Clara left her stove and stood across from me, arms folded. ‘Girl, you don’t have to prove anything. Paula thinks hard work would cure the devil, so bugging you is the only way she knows to show she cares.’
That explained a lot. I bet she’d never had a puppy as a kid, either. Still, I couldn’t help but be a bit touched, feeling the truth in what Clara said.
‘OK,’ I agreed. ‘I just want to finish uncovering the stone. I’m so close to being done with the centre section.’
Sweeping away my empty bowl, Clara said, ‘Don’t you have something else you could be doing this afternoon, other than obsessing over that garden?’
Was I obsessing? Maybe, but as long as I was working on the garden I didn’t have to think about solving mysteries. Not Hannah’s, not Rhys’s, not my own.
‘Just a little bit more,’ I promised, going to the fridge for a refill of my iced tea before heading back outside with Gigi.
I was up to my elbows in meadowsweet when the dog barked an alert that someone was coming. I turned to see Shawn Maddox in the gap between the hedges.
‘Well, now I’m glad I didn’t call before I came over,’ he said with a smile. His gaze took in all the work I’d done – a lot in a few days – and fastened with interest on the standing stone in the centre, over half clear of vines now and catching tiny flecks of sunlight. ‘You’re al
most finished.’
‘Finished clearing, anyway,’ I said, that possessive feeling creeping over me again. ‘What are you doing here?’
‘I came to ask if you wanted to go to the Point,’ he said, dragging his eyes from the rock and looking at me with a low-wattage smile. ‘But I don’t want to take you away from your work. I can see you’re up to your knees.’
It was a feeble joke, since I was kneeling in the greenery. ‘I hope you didn’t drive all the way out here without calling.’
‘Nope. This is on the way to the Point and I had to go anyway.’ He came a few steps further in. Gigi got up with a stretch and walked over to sniff his shoes. Shawn squatted way down to pet her, and I tried not to be charmed by the picture. Big, handsome guy, bent double to pet a little bitty dog …
Watch it, Sylvie. Though I had to admit, he didn’t need any special powers to charm me through my dog.
‘I mostly just wanted to talk to you for a bit.’ Nodding to the bench, he said, ‘Want to take a break?’
‘OK.’ I climbed to my feet and moved my diagrams out of the way so we could sit. The action gave me a moment to make sure I didn’t sound too wary, or too eager, to find out what he wanted to say. ‘What did you want to talk about? You mentioned something about the TTC.’

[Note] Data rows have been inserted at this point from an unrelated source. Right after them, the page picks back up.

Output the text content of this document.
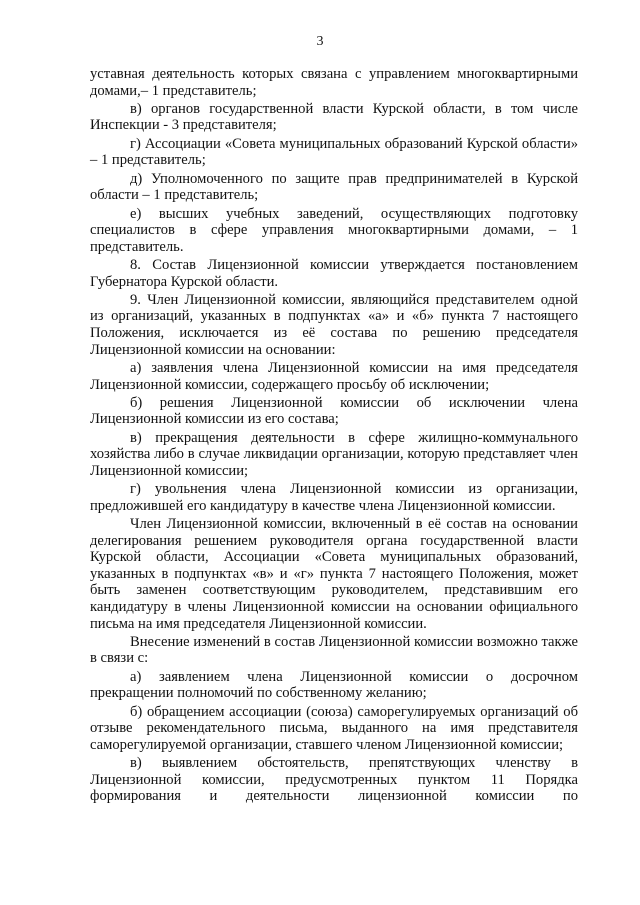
3

уставная деятельность которых связана с управлением многоквартирными домами,– 1 представитель;

в) органов государственной власти Курской области, в том числе Инспекции - 3 представителя;

г) Ассоциации «Совета муниципальных образований Курской области» – 1 представитель;

д) Уполномоченного по защите прав предпринимателей в Курской области – 1 представитель;

е) высших учебных заведений, осуществляющих подготовку специалистов в сфере управления многоквартирными домами, – 1 представитель.

8. Состав Лицензионной комиссии утверждается постановлением Губернатора Курской области.

9. Член Лицензионной комиссии, являющийся представителем одной из организаций, указанных в подпунктах «а» и «б» пункта 7 настоящего Положения, исключается из её состава по решению председателя Лицензионной комиссии на основании:

а) заявления члена Лицензионной комиссии на имя председателя Лицензионной комиссии, содержащего просьбу об исключении;

б) решения Лицензионной комиссии об исключении члена Лицензионной комиссии из его состава;

в) прекращения деятельности в сфере жилищно-коммунального хозяйства либо в случае ликвидации организации, которую представляет член Лицензионной комиссии;

г) увольнения члена Лицензионной комиссии из организации, предложившей его кандидатуру в качестве члена Лицензионной комиссии.

Член Лицензионной комиссии, включенный в её состав на основании делегирования решением руководителя органа государственной власти Курской области, Ассоциации «Совета муниципальных образований, указанных в подпунктах «в» и «г» пункта 7 настоящего Положения, может быть заменен соответствующим руководителем, представившим его кандидатуру в члены Лицензионной комиссии на основании официального письма на имя председателя Лицензионной комиссии.

Внесение изменений в состав Лицензионной комиссии возможно также в связи с:

а) заявлением члена Лицензионной комиссии о досрочном прекращении полномочий по собственному желанию;

б) обращением ассоциации (союза) саморегулируемых организаций об отзыве рекомендательного письма, выданного на имя представителя саморегулируемой организации, ставшего членом Лицензионной комиссии;

в) выявлением обстоятельств, препятствующих членству в Лицензионной комиссии, предусмотренных пунктом 11 Порядка формирования и деятельности лицензионной комиссии по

His mouth curved in the softest version of his smile. ‘Sort of.’ He sat beside me, and I didn’t realize until too late that the bench was a little small for him, me and the way he made me feel. ‘I have this feeling, Sylvie, that something happened yesterday that put you off the council.’ He paused with an uncharacteristic vulnerability. ‘Or maybe just me.’

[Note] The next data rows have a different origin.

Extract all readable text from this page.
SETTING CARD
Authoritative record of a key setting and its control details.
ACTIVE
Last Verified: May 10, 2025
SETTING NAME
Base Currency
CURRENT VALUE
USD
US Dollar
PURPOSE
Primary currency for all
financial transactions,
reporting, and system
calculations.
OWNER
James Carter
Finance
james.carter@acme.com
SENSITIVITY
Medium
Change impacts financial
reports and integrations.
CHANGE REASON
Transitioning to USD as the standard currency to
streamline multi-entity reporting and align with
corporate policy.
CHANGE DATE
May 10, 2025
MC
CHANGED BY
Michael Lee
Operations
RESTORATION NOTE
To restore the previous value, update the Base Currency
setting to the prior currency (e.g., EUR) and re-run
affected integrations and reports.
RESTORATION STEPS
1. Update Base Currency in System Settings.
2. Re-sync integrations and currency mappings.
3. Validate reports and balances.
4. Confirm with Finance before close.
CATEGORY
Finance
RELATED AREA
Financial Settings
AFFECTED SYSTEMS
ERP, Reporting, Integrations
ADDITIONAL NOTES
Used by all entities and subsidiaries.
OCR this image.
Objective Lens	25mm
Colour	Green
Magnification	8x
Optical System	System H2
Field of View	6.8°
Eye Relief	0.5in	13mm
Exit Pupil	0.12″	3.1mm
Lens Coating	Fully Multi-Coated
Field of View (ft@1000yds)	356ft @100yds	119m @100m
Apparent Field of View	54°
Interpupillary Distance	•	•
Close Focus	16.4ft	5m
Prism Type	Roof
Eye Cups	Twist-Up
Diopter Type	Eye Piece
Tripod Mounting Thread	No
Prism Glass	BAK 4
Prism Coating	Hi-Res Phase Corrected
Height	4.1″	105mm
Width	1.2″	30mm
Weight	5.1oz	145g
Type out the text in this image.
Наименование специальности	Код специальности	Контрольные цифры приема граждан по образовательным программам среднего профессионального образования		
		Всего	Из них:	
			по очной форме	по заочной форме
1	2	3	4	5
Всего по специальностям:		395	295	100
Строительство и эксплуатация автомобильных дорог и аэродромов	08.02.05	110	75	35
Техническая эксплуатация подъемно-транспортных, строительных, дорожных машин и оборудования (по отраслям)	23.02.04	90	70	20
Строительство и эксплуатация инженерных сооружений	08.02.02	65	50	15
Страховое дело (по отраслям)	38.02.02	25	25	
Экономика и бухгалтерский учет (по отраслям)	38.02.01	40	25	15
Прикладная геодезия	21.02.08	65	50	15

I rubbed at the grass stains on my jeans, looking for an honest answer, so he wouldn’t see through a lie. ‘It was overwhelming, Shawn. The town, all the attention.’
‘You don’t really think the TTC is doing wrong, do you? Helping get Maddox Point off the ground?’
Prickles of unease started up my neck, but I tried to hide them with a casual shrug. ‘What’s the big deal about a little campaigning? Stuffing flyers in mailboxes, that sort of thing.’